Brasília (DF) – O Batalhão de Polícia do Exército enviou um comunicado formal ao ministro Alexandre de Moraes, do Supremo Tribunal Federal (STF), nesta segunda-feira (6), confirmando o cumprimento da ordem judicial que exigia a entrega de todas as armas de fogo registradas em nome de Jair Bolsonaro. A operação integra o desdobramento da decisão que restringiu o acesso do ex-presidente a armamentos enquanto ele cumpre prisão domiciliar.

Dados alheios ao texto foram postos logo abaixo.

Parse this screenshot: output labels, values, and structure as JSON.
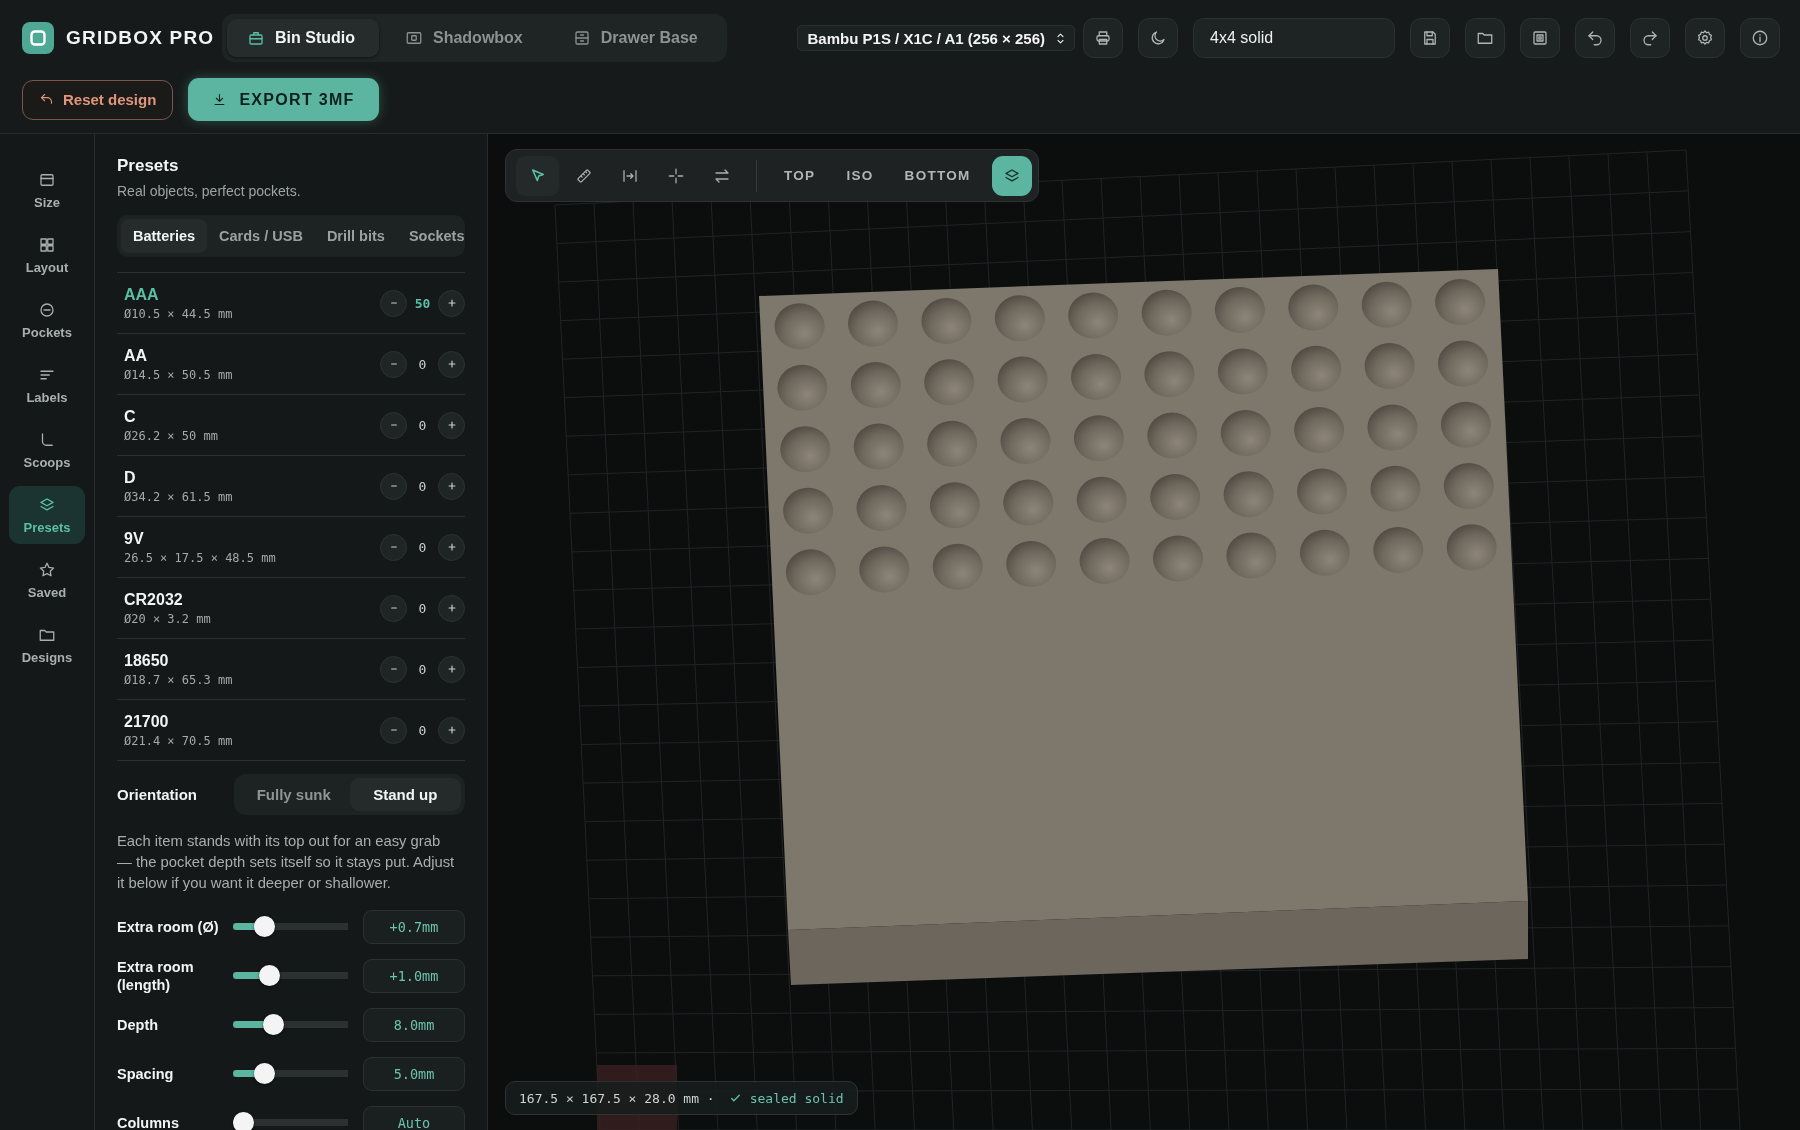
{
  "app": {
    "name": "GRIDBOX PRO"
  },
  "mode_tabs": [
    {
      "label": "Bin Studio",
      "selected": true
    },
    {
      "label": "Shadowbox",
      "selected": false
    },
    {
      "label": "Drawer Base",
      "selected": false
    }
  ],
  "printer_select": {
    "value": "Bambu P1S / X1C / A1 (256 × 256)"
  },
  "design_name": {
    "value": "4x4 solid"
  },
  "reset_button": {
    "label": "Reset design"
  },
  "export_button": {
    "label": "EXPORT 3MF"
  },
  "rail": [
    {
      "label": "Size",
      "selected": false
    },
    {
      "label": "Layout",
      "selected": false
    },
    {
      "label": "Pockets",
      "selected": false
    },
    {
      "label": "Labels",
      "selected": false
    },
    {
      "label": "Scoops",
      "selected": false
    },
    {
      "label": "Presets",
      "selected": true
    },
    {
      "label": "Saved",
      "selected": false
    },
    {
      "label": "Designs",
      "selected": false
    }
  ],
  "panel": {
    "title": "Presets",
    "subtitle": "Real objects, perfect pockets.",
    "category_tabs": [
      {
        "label": "Batteries",
        "selected": true
      },
      {
        "label": "Cards / USB",
        "selected": false
      },
      {
        "label": "Drill bits",
        "selected": false
      },
      {
        "label": "Sockets",
        "selected": false
      }
    ],
    "presets": [
      {
        "name": "AAA",
        "dims": "Ø10.5 × 44.5 mm",
        "count": "50",
        "selected": true
      },
      {
        "name": "AA",
        "dims": "Ø14.5 × 50.5 mm",
        "count": "0",
        "selected": false
      },
      {
        "name": "C",
        "dims": "Ø26.2 × 50 mm",
        "count": "0",
        "selected": false
      },
      {
        "name": "D",
        "dims": "Ø34.2 × 61.5 mm",
        "count": "0",
        "selected": false
      },
      {
        "name": "9V",
        "dims": "26.5 × 17.5 × 48.5 mm",
        "count": "0",
        "selected": false
      },
      {
        "name": "CR2032",
        "dims": "Ø20 × 3.2 mm",
        "count": "0",
        "selected": false
      },
      {
        "name": "18650",
        "dims": "Ø18.7 × 65.3 mm",
        "count": "0",
        "selected": false
      },
      {
        "name": "21700",
        "dims": "Ø21.4 × 70.5 mm",
        "count": "0",
        "selected": false
      }
    ],
    "orientation": {
      "label": "Orientation",
      "options": [
        {
          "label": "Fully sunk",
          "selected": false
        },
        {
          "label": "Stand up",
          "selected": true
        }
      ]
    },
    "description": "Each item stands with its top out for an easy grab — the pocket depth sets itself so it stays put. Adjust it below if you want it deeper or shallower.",
    "sliders": [
      {
        "label": "Extra room (Ø)",
        "level": 0.22,
        "value": "+0.7mm"
      },
      {
        "label": "Extra room (length)",
        "level": 0.28,
        "value": "+1.0mm"
      },
      {
        "label": "Depth",
        "level": 0.32,
        "value": "8.0mm"
      },
      {
        "label": "Spacing",
        "level": 0.22,
        "value": "5.0mm"
      },
      {
        "label": "Columns",
        "level": 0,
        "value": "Auto"
      }
    ]
  },
  "viewport": {
    "tools": [
      {
        "kind": "select",
        "selected": true
      },
      {
        "kind": "measure",
        "selected": false
      },
      {
        "kind": "fit",
        "selected": false
      },
      {
        "kind": "center",
        "selected": false
      },
      {
        "kind": "swap",
        "selected": false
      }
    ],
    "views": [
      {
        "label": "TOP"
      },
      {
        "label": "ISO"
      },
      {
        "label": "BOTTOM"
      }
    ],
    "layers_toggle": {
      "on": true
    },
    "status": {
      "dims": "167.5 × 167.5 × 28.0 mm ·",
      "check": "sealed solid"
    }
  }
}
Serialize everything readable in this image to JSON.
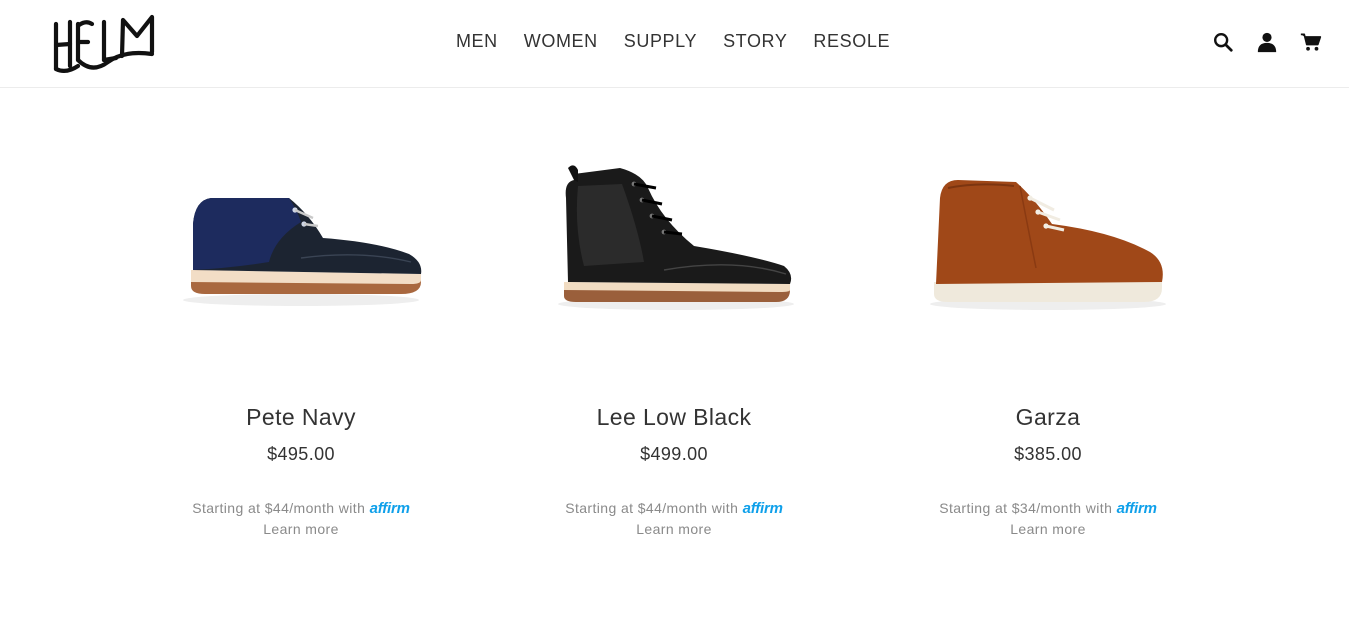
{
  "brand": {
    "logo_text": "HELM",
    "logo_color": "#111111"
  },
  "nav": {
    "items": [
      {
        "label": "MEN"
      },
      {
        "label": "WOMEN"
      },
      {
        "label": "SUPPLY"
      },
      {
        "label": "STORY"
      },
      {
        "label": "RESOLE"
      }
    ]
  },
  "header_icons": [
    "search-icon",
    "account-icon",
    "cart-icon"
  ],
  "products": [
    {
      "name": "Pete Navy",
      "price": "$495.00",
      "financing_prefix": "Starting at $44/month with",
      "financing_brand": "affirm",
      "learn_more": "Learn more",
      "image": "navy suede chukka boot"
    },
    {
      "name": "Lee Low Black",
      "price": "$499.00",
      "financing_prefix": "Starting at $44/month with",
      "financing_brand": "affirm",
      "learn_more": "Learn more",
      "image": "black leather lace-up boot"
    },
    {
      "name": "Garza",
      "price": "$385.00",
      "financing_prefix": "Starting at $34/month with",
      "financing_brand": "affirm",
      "learn_more": "Learn more",
      "image": "rust suede desert boot"
    }
  ],
  "colors": {
    "affirm": "#0fa0ea",
    "text": "#333333",
    "muted": "#8a8a8a"
  }
}
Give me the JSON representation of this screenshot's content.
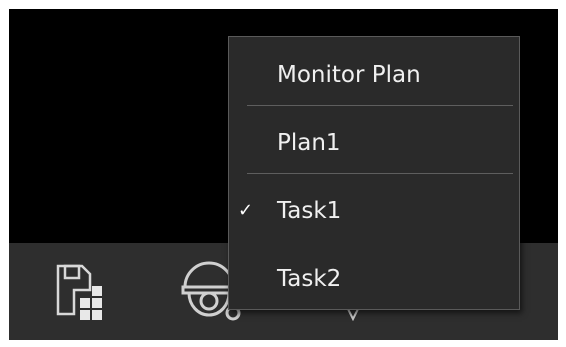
{
  "menu": {
    "header": "Monitor Plan",
    "items": [
      {
        "label": "Plan1",
        "checked": false
      },
      {
        "label": "Task1",
        "checked": true
      },
      {
        "label": "Task2",
        "checked": false
      }
    ],
    "check_mark": "✓"
  },
  "toolbar": {
    "icons": [
      "save-layout-icon",
      "dome-camera-icon",
      "partial-icon"
    ]
  },
  "colors": {
    "background": "#000000",
    "toolbar": "#2e2e2e",
    "menu": "#2a2a2a",
    "menu_border": "#5a5a5a",
    "text": "#f0f0f0"
  }
}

Embora o BPE tenha repassado o arsenal à Polícia Federal, o relatório apresentado aos autos trouxe um dado inesperado: apenas seis das oito armas listadas foram efetivamente entregues. O comando militar justificou que as duas peças restantes simplesmente não se encontravam sob a guarda da unidade, contrariando a expectativa inicial da defesa de Bolsonaro, que assegurava estarem todos os itens sob custódia do Exército.
A determinação de Moraes, emitida na última sexta-feira (3), suspendeu o porte de arma do ex-presidente e ordenou o recolhimento imediato de todo o seu acervo. O estopim para a medida foi a apreensão de uma arma com um dos seguranças que atuava na proteção pessoal do ex-mandatário. O magistrado avaliou que, independentemente da situação legal do armamento, a posse de dispositivos letais é incompatível com a condição de um indivíduo que cumpre pena privativa de liberdade.
O cenário jurídico de Bolsonaro é complexo. No ano passado, ele recebeu uma sentença de 27 anos e três meses de reclusão no processo que investiga a trama golpista. O regime de cumprimento da pena foi alterado para prisão domiciliar temporária, permitindo que ele se recuperasse de uma cirurgia recente e de um quadro clínico de pneumonia bacteriana.
Do lado da defesa, os advogados sustentavam que o patrimônio bélico estava guardado em instalações militares, o que, em tese, garantiria a segurança e o controle dos itens. Já a Polícia Civil do Distrito Federal, em análises anteriores ao caso, havia pontuado que as armas estavam devidamente regularizadas e que o ex-presidente não havia sido indiciado por irregularidades específicas quanto à posse. Ainda assim, a interpretação do Supremo prevaleceu, impondo a busca e apreensão como passo necessário para a execução do monitoramento domiciliar estabelecido pelo tribunal.
Resta agora o esclarecimento sobre o paradeiro dos dois itens que não foram encontrados pelo Batalhão de Polícia do Exército. O movimento de entrega, embora parcial, marca um passo decisivo do STF para reduzir a influência e o acesso de Bolsonaro a meios de defesa que, na visão da corte, desafiam a integridade do processo de cumprimento de sua condenação.